According to the Philadelphia Inquirer, the package included financing from Philadelphia Industrial Development Corp. (PIDC), Fulton Bank, New Jersey-based lender Billy Procida, and New Orleans-based Enhanced Capital and will be used to complete construction on the historic opera house.

Blumenfeld told the newspaper that the project is already 30% complete, with the interior demolition already concluded.

The opera house was originally opened in 1908 by impresario Oscar Hammerstein and was purchased in 1954 by the televangelist Rev.
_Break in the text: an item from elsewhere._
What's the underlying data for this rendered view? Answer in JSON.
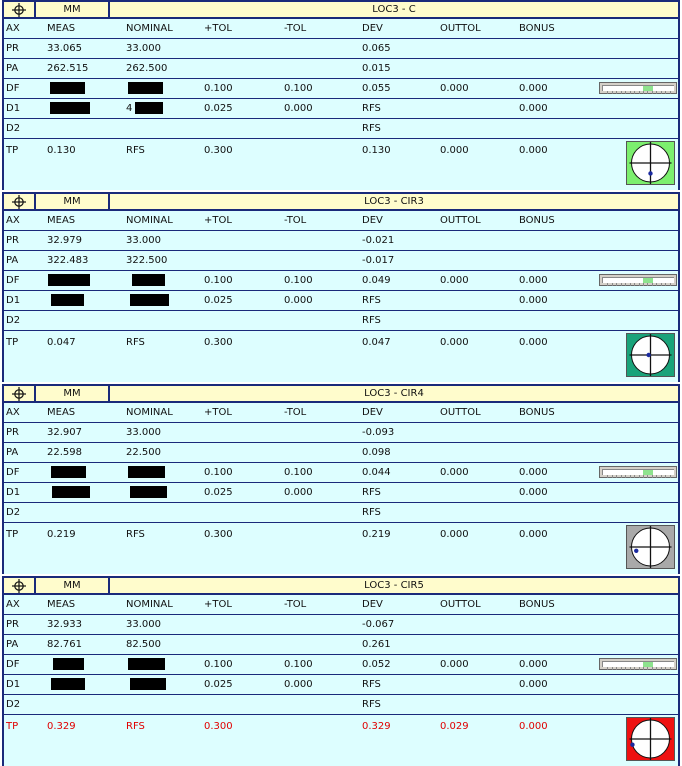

Thea Jones for his ministry, but by the late 1980s, declining membership and an aging physical plant saw the property deteriorate until it was condemned by the city as unsafe.

In 1996, the property was purchased by Reverend Mark Hatcher for his Holy Ghost Headquarters Revival Center and over the next decade, the church spent more than $6 million stabilizing the property.
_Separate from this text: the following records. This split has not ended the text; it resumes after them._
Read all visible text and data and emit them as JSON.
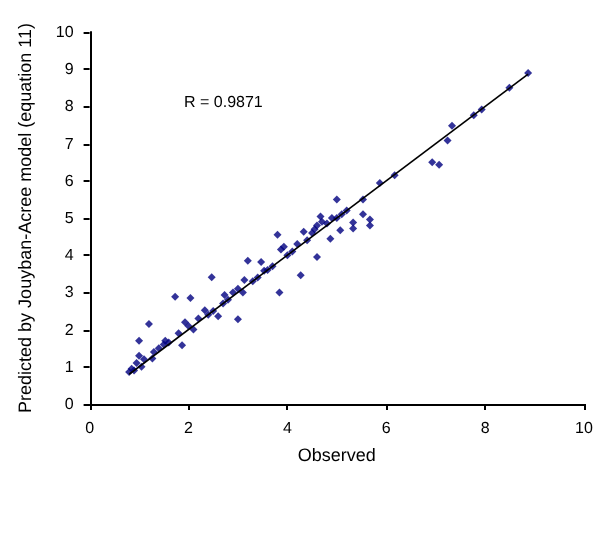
{
  "chart_data": {
    "type": "scatter",
    "xlabel": "Observed",
    "ylabel": "Predicted by Jouyban-Acree model (equation 11)",
    "annotations": [
      "R = 0.9871"
    ],
    "xlim": [
      0,
      10
    ],
    "ylim": [
      0,
      10
    ],
    "xticks": [
      0,
      2,
      4,
      6,
      8,
      10
    ],
    "yticks": [
      0,
      1,
      2,
      3,
      4,
      5,
      6,
      7,
      8,
      9,
      10
    ],
    "grid": false,
    "marker": "diamond",
    "series": [
      {
        "color": "#000080",
        "x": [
          0.8,
          0.85,
          0.9,
          0.95,
          1.0,
          1.05,
          1.1,
          1.0,
          1.2,
          1.27,
          1.3,
          1.4,
          1.5,
          1.53,
          1.6,
          1.73,
          1.8,
          1.87,
          1.93,
          2.0,
          2.04,
          2.1,
          2.2,
          2.33,
          2.4,
          2.47,
          2.5,
          2.6,
          2.7,
          2.73,
          2.8,
          2.9,
          3.0,
          3.0,
          3.1,
          3.13,
          3.2,
          3.3,
          3.4,
          3.47,
          3.53,
          3.6,
          3.7,
          3.8,
          3.84,
          3.87,
          3.93,
          4.0,
          4.1,
          4.2,
          4.27,
          4.33,
          4.4,
          4.5,
          4.55,
          4.6,
          4.6,
          4.67,
          4.7,
          4.8,
          4.87,
          4.9,
          5.0,
          5.0,
          5.07,
          5.1,
          5.2,
          5.33,
          5.33,
          5.53,
          5.53,
          5.67,
          5.67,
          5.87,
          6.17,
          6.93,
          7.07,
          7.24,
          7.33,
          7.77,
          7.93,
          8.49,
          8.87
        ],
        "values": [
          0.86,
          0.95,
          0.9,
          1.1,
          1.7,
          1.0,
          1.2,
          1.3,
          2.15,
          1.22,
          1.4,
          1.5,
          1.6,
          1.7,
          1.65,
          2.88,
          1.9,
          1.58,
          2.2,
          2.1,
          2.85,
          2.0,
          2.3,
          2.52,
          2.4,
          3.41,
          2.5,
          2.36,
          2.7,
          2.93,
          2.8,
          3.0,
          2.28,
          3.1,
          3.0,
          3.33,
          3.85,
          3.3,
          3.4,
          3.82,
          3.58,
          3.6,
          3.7,
          4.55,
          3.0,
          4.15,
          4.23,
          4.0,
          4.1,
          4.3,
          3.46,
          4.63,
          4.4,
          4.6,
          4.7,
          3.95,
          4.8,
          5.04,
          4.9,
          4.85,
          4.44,
          5.0,
          5.0,
          5.5,
          4.67,
          5.1,
          5.2,
          4.88,
          4.72,
          5.1,
          5.5,
          4.96,
          4.8,
          5.94,
          6.15,
          6.5,
          6.43,
          7.08,
          7.48,
          7.76,
          7.92,
          8.5,
          8.9
        ]
      },
      {
        "type": "line",
        "color": "#000000",
        "marker": "none",
        "x": [
          0.8,
          8.87
        ],
        "values": [
          0.8,
          8.87
        ]
      }
    ]
  }
}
In October 2012, Holy Ghost Headquarters Church partnered with Blumenfeld to redevelop the opera house, with Blumenfeld eventually purchasing the property for the princely sum of $1. Renovation work began in 2013 but was soon halted due to a lack of permits.

In February 2015, the church sued Blumenfeld over project, claiming that Blumenfeld had misled them about his finances and the condition the construction work had left the church in, but last year, the two parties announced that they had reached a joint agreement, with Live Nation signing on to operate a concert venue in the building following a planned $45 million rehab of the property.

The re-opening date for the concert hall is now set for December 2018.

“The Met in Philadelphia is still a new thing for most people,” Geoff Gordon, Philadelphia regional president for Live Nation, said in a statement to the Inquirer. “I think a lot of people have a misconception when they hear ‘The Met’ — that it’s in New York — well, Philly has one, too, and ours has been a part of the Philadelphia culture for many years.”


“The reincarnated Metropolitan Opera House is about to become one of the great venues in the world,” Gordon added.